Dodge Challenger

Although the Dodge Challenger was among the last pony car brands presented, it had something special in the engine. Actually, the correct term would be engines, because of the wide array of powertrain options, from the small 225-cubic-inch to the respectable 426 Hemi.

The Dodge Challenger was officially introduced in 1969. The car had a long-hood platform and a two-inches longer wheelbase to create additional impression of space.

Dodge Challenger was originally offered as a two-door hardtop or convertible. Driveline choices for engines included Chrysler's TorqueFlite automatic transmission and a three- or four-speed manual. Some Challengers had the option of a heavy-duty Dana 60 differential equipped with limited-slip differential.

It was a genuine treat for car lovers, as almost everything on the car could be customized with ease. Color alternatives included all regular Dodge options that were highlighted with bumblebee stripes. Twin-scooped hoods, shaker hoods and rear deck wings could also be upgraded.

With Dodge being company renown for speed, Challenger went racing in its first year of production. As an interesting fact, the street edition was one of the first models which offered different size tires in the front and back. In 1970, a bit over 83,000 Dodge Challengers were sold in total.
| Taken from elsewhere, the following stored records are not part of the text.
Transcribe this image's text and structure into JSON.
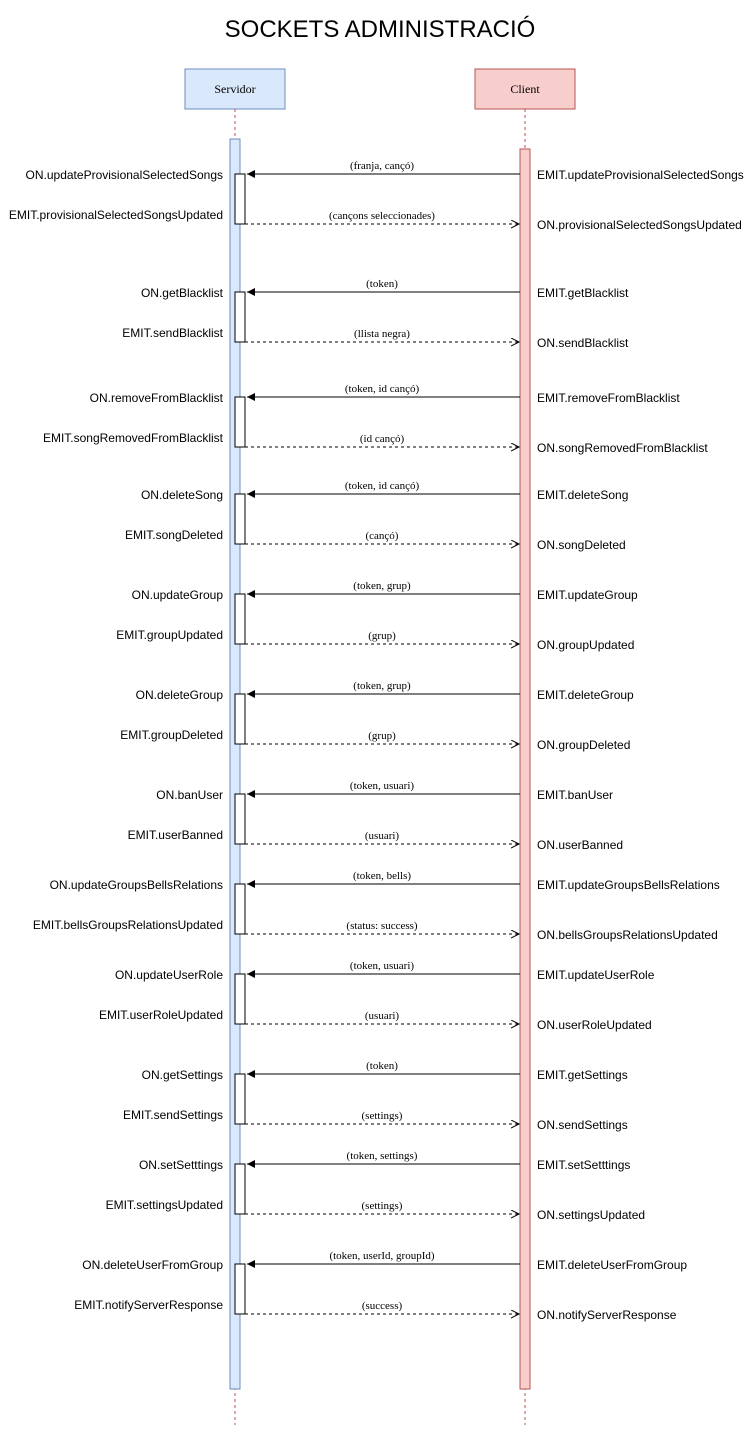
{
  "title": "SOCKETS ADMINISTRACIÓ",
  "colors": {
    "server_fill": "#dae8fc",
    "server_stroke": "#6c8ebf",
    "client_fill": "#f8cecc",
    "client_stroke": "#b85450",
    "line": "#000000"
  },
  "participants": {
    "server": {
      "label": "Servidor"
    },
    "client": {
      "label": "Client"
    }
  },
  "exchanges": [
    {
      "server_on": "ON.updateProvisionalSelectedSongs",
      "client_emit": "EMIT.updateProvisionalSelectedSongs",
      "request": "(franja, cançó)",
      "server_emit": "EMIT.provisionalSelectedSongsUpdated",
      "client_on": "ON.provisionalSelectedSongsUpdated",
      "response": "(cançons seleccionades)"
    },
    {
      "server_on": "ON.getBlacklist",
      "client_emit": "EMIT.getBlacklist",
      "request": "(token)",
      "server_emit": "EMIT.sendBlacklist",
      "client_on": "ON.sendBlacklist",
      "response": "(llista negra)"
    },
    {
      "server_on": "ON.removeFromBlacklist",
      "client_emit": "EMIT.removeFromBlacklist",
      "request": "(token, id cançó)",
      "server_emit": "EMIT.songRemovedFromBlacklist",
      "client_on": "ON.songRemovedFromBlacklist",
      "response": "(id cançó)"
    },
    {
      "server_on": "ON.deleteSong",
      "client_emit": "EMIT.deleteSong",
      "request": "(token, id cançó)",
      "server_emit": "EMIT.songDeleted",
      "client_on": "ON.songDeleted",
      "response": "(cançó)"
    },
    {
      "server_on": "ON.updateGroup",
      "client_emit": "EMIT.updateGroup",
      "request": "(token, grup)",
      "server_emit": "EMIT.groupUpdated",
      "client_on": "ON.groupUpdated",
      "response": "(grup)"
    },
    {
      "server_on": "ON.deleteGroup",
      "client_emit": "EMIT.deleteGroup",
      "request": "(token, grup)",
      "server_emit": "EMIT.groupDeleted",
      "client_on": "ON.groupDeleted",
      "response": "(grup)"
    },
    {
      "server_on": "ON.banUser",
      "client_emit": "EMIT.banUser",
      "request": "(token, usuari)",
      "server_emit": "EMIT.userBanned",
      "client_on": "ON.userBanned",
      "response": "(usuari)"
    },
    {
      "server_on": "ON.updateGroupsBellsRelations",
      "client_emit": "EMIT.updateGroupsBellsRelations",
      "request": "(token, bells)",
      "server_emit": "EMIT.bellsGroupsRelationsUpdated",
      "client_on": "ON.bellsGroupsRelationsUpdated",
      "response": "(status: success)"
    },
    {
      "server_on": "ON.updateUserRole",
      "client_emit": "EMIT.updateUserRole",
      "request": "(token, usuari)",
      "server_emit": "EMIT.userRoleUpdated",
      "client_on": "ON.userRoleUpdated",
      "response": "(usuari)"
    },
    {
      "server_on": "ON.getSettings",
      "client_emit": "EMIT.getSettings",
      "request": "(token)",
      "server_emit": "EMIT.sendSettings",
      "client_on": "ON.sendSettings",
      "response": "(settings)"
    },
    {
      "server_on": "ON.setSetttings",
      "client_emit": "EMIT.setSetttings",
      "request": "(token, settings)",
      "server_emit": "EMIT.settingsUpdated",
      "client_on": "ON.settingsUpdated",
      "response": "(settings)"
    },
    {
      "server_on": "ON.deleteUserFromGroup",
      "client_emit": "EMIT.deleteUserFromGroup",
      "request": "(token, userId, groupId)",
      "server_emit": "EMIT.notifyServerResponse",
      "client_on": "ON.notifyServerResponse",
      "response": "(success)"
    }
  ]
}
The overall success was a result from the intelligent marketing campaign, being simultaneously advertised to the general population and starring in several blockbuster movies of the time.

It is most famous for the role in a high-speed pursuit movie Vanishing Point, which became a cult favorite with muscle car fans. The following year, Dodge designers made subtle styling changes with modern modifications to the tail lamps and grille.

Two distinct lights and trademark Challenger grille painted silver on standard models were enough to keep the momentum. A wide range of trim levels, exterior colors and striping options made the Dodge Challenger easy for customers to create a special car. An additional coupe model with fixed quarter windows was added to the usual Dodge lineup.

When Environmental Protection Agency set new higher emission standards, the model had to incorporate powertrain changes. Some options were removed, while others lowered the compression ratio to achieve improved emissions. Even though Dodge Challenger lasted only five years, it became one of the most popular muscle cars in automobile history. Today, there is a large market for rare and restored models which can be sold for six-figure prices with ease.